Even when the same model is implemented with different suites or frameworks, the level relationships and level names may differ. Nevertheless, matching relationships can still be identified from the node names in the figure. For instance, the embedding layer is named xxx_embedding rather than xxx_norm in the code. The node names retain embedding-related information, and the level relationships remain similar.

According to the analysis, the node matching relationships are as follows.

Note that you only need to pay attention to the differences in module_name.

NPU Node Name	GPU Node Name	module_name Difference
Module.module.Float16Module.forward.0	Module.model.FloatModule.forward.0	`module` for the NPU; `model` for the GPU.
Module.module.module.GPTModel.forward.0	Module.model.module.GPT2Model.forward.0	`module` for both NPU and GPU.
Module.module.module.language_model.TransformerLanguageModel.forward.0	None	The NPU has one more layer.
Module.module.module.language_model.embedding.Embedding.forward.0	Module.module.module.embedding.LanguageModelEmbedding.forward.0	`language_model.embedding` for the NPU; `embedding` for the GPU.
Module.module.module.language_model.rotary_pos_emb.RotaryEmbedding.forward.0	Module.module.module.rotary_pos_emb.RotaryEmbedding.forward.0	`language_model.rotary_pos_emb` for the NPU; `rotary_pos_emb` for the GPU.
Module.module.module.language_model.encoder.ParallelTransformer.forward.0	Module.module.module.decoder.TransformerBlock.forward.0	`language_model.encoder` for the NPU; `decoder` for the GPU.
Module.module.module.language_model.encoder.layers.0.ParallelTransformerLayer.forward.0	Module.module.module.decoder.layers.0.TransformerLayer.forward.0	`layers` for both NPU and GPU, with difference only between parent layers.

Creating the `layer_mapping` Configuration File

Prepare a file named mapping.yaml and establish the mapping relationship of module_name.

Top-Level Module Mapping

Module.module.Float16Module.forward.0 (for the NPU) and Module.model.FloatModule.forward.0 (for the GPU) are at the top layer of a graph. You need to perform the following configurations.

TopLayer:
  module: model

Other Module Mapping

Configure the submodules under module. Although the class names on the two sides are different (GPTModel for the NPU and GPT2Model for the GPU), you only need to use the NPU-side class name (i.e., the class name on the left side of the graph) for configuration—no need to consider the class name on the right side.
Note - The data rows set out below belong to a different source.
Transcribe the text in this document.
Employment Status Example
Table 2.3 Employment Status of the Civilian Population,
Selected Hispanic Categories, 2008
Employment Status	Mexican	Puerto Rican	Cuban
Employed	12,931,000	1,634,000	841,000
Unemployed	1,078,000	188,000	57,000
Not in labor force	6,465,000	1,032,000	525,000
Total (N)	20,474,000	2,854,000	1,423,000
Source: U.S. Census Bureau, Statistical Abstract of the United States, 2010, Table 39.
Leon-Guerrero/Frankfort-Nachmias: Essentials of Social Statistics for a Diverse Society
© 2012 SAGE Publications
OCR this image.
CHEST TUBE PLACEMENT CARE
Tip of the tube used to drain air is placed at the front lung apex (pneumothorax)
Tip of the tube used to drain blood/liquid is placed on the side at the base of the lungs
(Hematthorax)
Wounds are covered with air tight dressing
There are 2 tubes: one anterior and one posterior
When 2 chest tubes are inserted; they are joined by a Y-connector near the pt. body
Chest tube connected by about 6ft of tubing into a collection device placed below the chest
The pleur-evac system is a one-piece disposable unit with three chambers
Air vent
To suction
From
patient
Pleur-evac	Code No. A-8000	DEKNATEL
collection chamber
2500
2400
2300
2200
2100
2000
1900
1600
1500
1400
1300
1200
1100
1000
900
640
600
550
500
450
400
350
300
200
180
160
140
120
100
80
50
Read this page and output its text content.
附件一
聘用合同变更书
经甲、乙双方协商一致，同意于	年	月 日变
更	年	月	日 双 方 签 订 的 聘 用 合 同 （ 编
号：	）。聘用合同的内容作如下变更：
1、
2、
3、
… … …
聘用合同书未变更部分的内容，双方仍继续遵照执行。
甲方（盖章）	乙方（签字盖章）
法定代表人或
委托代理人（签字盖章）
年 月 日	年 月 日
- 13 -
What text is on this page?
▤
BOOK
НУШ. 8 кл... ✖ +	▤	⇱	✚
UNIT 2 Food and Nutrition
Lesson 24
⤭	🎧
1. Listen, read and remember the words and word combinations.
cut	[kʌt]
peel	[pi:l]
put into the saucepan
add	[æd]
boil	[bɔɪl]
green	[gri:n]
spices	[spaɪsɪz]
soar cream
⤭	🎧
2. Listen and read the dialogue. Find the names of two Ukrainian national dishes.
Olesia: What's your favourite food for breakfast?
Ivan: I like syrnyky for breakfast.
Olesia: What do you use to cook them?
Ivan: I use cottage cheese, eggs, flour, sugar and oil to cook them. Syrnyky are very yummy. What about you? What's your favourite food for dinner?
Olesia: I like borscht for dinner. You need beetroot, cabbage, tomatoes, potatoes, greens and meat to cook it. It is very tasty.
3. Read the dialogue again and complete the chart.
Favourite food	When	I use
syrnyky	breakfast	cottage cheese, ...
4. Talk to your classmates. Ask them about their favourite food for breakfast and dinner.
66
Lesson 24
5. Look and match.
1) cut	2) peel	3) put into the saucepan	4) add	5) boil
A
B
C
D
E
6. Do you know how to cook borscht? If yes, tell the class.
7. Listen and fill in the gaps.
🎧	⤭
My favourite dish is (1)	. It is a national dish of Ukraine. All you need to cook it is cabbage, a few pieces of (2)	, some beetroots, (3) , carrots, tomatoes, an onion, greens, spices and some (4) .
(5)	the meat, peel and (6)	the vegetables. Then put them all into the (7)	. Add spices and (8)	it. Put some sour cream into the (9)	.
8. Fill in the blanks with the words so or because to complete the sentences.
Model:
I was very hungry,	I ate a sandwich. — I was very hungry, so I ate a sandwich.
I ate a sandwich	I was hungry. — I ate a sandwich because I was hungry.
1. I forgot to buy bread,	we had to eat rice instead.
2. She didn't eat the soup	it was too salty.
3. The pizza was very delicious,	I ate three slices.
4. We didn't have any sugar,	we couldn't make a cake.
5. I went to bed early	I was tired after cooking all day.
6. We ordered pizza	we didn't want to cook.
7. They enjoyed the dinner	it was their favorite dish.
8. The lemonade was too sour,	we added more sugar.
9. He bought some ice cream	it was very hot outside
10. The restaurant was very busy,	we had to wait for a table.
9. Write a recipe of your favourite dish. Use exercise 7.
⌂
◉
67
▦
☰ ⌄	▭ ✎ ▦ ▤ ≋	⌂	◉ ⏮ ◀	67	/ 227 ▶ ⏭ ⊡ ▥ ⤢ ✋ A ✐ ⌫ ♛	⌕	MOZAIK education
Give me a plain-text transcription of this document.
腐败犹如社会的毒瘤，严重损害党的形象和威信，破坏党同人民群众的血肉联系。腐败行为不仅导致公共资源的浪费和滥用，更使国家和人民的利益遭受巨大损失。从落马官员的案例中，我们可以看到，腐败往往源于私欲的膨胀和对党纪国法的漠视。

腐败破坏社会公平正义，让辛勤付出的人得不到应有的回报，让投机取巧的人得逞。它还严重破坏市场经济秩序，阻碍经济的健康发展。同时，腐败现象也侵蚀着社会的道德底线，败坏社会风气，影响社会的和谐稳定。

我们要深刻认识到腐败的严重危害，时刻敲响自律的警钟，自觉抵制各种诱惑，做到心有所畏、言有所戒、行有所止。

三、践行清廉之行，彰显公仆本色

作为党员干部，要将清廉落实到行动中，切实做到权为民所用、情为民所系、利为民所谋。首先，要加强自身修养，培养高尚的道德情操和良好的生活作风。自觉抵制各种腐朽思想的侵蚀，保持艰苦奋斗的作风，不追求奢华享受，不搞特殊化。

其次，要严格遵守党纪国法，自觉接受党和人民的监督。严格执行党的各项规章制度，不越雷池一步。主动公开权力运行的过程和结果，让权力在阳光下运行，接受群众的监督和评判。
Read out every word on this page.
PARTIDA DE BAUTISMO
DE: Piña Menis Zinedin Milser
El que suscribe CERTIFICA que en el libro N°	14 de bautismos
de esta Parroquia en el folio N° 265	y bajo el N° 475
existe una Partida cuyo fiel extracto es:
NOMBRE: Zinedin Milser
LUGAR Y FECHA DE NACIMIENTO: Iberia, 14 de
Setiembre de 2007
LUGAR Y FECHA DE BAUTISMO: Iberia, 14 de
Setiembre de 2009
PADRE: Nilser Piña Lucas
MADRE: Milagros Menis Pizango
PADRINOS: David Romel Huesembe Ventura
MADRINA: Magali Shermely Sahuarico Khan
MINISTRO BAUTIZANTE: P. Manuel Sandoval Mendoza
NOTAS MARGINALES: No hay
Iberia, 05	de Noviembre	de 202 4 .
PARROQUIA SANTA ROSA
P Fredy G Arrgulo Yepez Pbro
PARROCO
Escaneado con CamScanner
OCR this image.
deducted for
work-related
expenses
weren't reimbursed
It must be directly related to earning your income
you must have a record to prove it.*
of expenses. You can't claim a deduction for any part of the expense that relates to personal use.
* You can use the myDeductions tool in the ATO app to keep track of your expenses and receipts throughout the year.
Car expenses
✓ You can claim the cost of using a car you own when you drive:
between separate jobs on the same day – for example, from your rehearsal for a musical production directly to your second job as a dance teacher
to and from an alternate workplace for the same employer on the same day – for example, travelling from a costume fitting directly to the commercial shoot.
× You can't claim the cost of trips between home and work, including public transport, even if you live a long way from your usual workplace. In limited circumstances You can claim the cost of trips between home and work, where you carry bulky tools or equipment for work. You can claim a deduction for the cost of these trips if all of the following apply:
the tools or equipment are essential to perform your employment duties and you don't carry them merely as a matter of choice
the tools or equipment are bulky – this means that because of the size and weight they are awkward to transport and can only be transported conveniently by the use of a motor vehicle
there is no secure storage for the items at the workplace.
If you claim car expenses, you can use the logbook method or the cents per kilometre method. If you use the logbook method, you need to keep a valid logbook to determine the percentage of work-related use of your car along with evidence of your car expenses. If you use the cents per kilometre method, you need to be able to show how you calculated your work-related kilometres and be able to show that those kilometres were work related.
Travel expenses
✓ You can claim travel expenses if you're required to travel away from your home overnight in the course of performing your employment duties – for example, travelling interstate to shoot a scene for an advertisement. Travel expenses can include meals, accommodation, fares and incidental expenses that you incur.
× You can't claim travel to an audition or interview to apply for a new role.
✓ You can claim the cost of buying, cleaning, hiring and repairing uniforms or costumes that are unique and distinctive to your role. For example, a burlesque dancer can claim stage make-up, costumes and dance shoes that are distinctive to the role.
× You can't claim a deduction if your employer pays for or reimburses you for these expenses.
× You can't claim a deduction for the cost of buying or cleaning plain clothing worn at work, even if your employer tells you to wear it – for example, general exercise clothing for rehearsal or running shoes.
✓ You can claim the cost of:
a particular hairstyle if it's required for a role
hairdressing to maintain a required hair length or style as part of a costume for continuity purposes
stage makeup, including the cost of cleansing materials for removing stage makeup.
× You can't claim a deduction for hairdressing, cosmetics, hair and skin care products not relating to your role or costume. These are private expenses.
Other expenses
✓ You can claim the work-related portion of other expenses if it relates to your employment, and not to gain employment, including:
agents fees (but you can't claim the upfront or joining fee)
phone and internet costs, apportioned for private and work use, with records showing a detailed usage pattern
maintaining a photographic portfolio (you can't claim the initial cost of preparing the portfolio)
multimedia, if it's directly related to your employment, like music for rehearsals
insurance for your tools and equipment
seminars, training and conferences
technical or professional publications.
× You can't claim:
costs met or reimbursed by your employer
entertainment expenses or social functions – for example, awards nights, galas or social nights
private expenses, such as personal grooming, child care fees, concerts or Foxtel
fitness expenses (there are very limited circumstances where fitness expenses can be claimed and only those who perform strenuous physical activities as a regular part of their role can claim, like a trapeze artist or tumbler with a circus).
Cross-layer configuration is involved here. The NPU has an additional language_model layer, which is used as the prefix of the embedding layer, rotary_pos_emb layer, and encoder layer.

GPTModel:
    language_model.embedding: embedding
    language_model.rotary_pos_emb: rotary_pos_emb
    language_model.encoder: decoder

Then, check the submodules under theModule.module.module.language_model.encoder.ParallelTransformer.forward.0 layer.

The layers beneath this layer are named layers on both the NPU and GPU. Since the layer names match, no configuration is required.

Effect Viewing

Run the following command to specify -lm:

msprobe graph_visualize -i ./compare.json -o ./output -lm ./mapping.yaml

It can be seen that all the layers configured in the mapping.yaml file are matched, except the language_model layer (which is only on the NPU and has no matching layer on the GPU).

Further Configuration

If unmatched nodes appear during node expansion, continue by configuring the mapping.yaml file.

According to the preceding analysis, the node mapping is as follows:

NPU Node Name	GPU Node Name	Difference
Module.module.module.language_model.encoder.layers.0.mlp.dense_h_to_4h.ColumnParallelLinear.forward.0	Module.module.module.decoder.layers.0.mlp.linear_fc1.TELayerNormColumnParallelLinear.forward.0	`dense_h_to_4h` for the NPU; `linear_fc1` for the GPU.
Module.module.module.language_model.encoder.layers.0.mlp.dense_4h_to_h.RowParallelLinear.forward.0	Module.module.module.decoder.layers.0.mlp.linear_fc2.TERowParallelLinear.forward.0	`dense_4h_to_h` for the NPU; `linear_fc2` for the GPU.

Add the following configuration to the mapping.yaml file:

TopLayer:
  module: model

GPTModel:
    language_model.embedding: embedding
    language_model.rotary_pos_emb: rotary_pos_emb
    language_model.encoder: decoder

ParallelMLP:
    dense_h_to_4h: linear_fc1
    dense_4h_to_h: linear_fc2

Check the result, and it can be seen that nodes are successfully matched.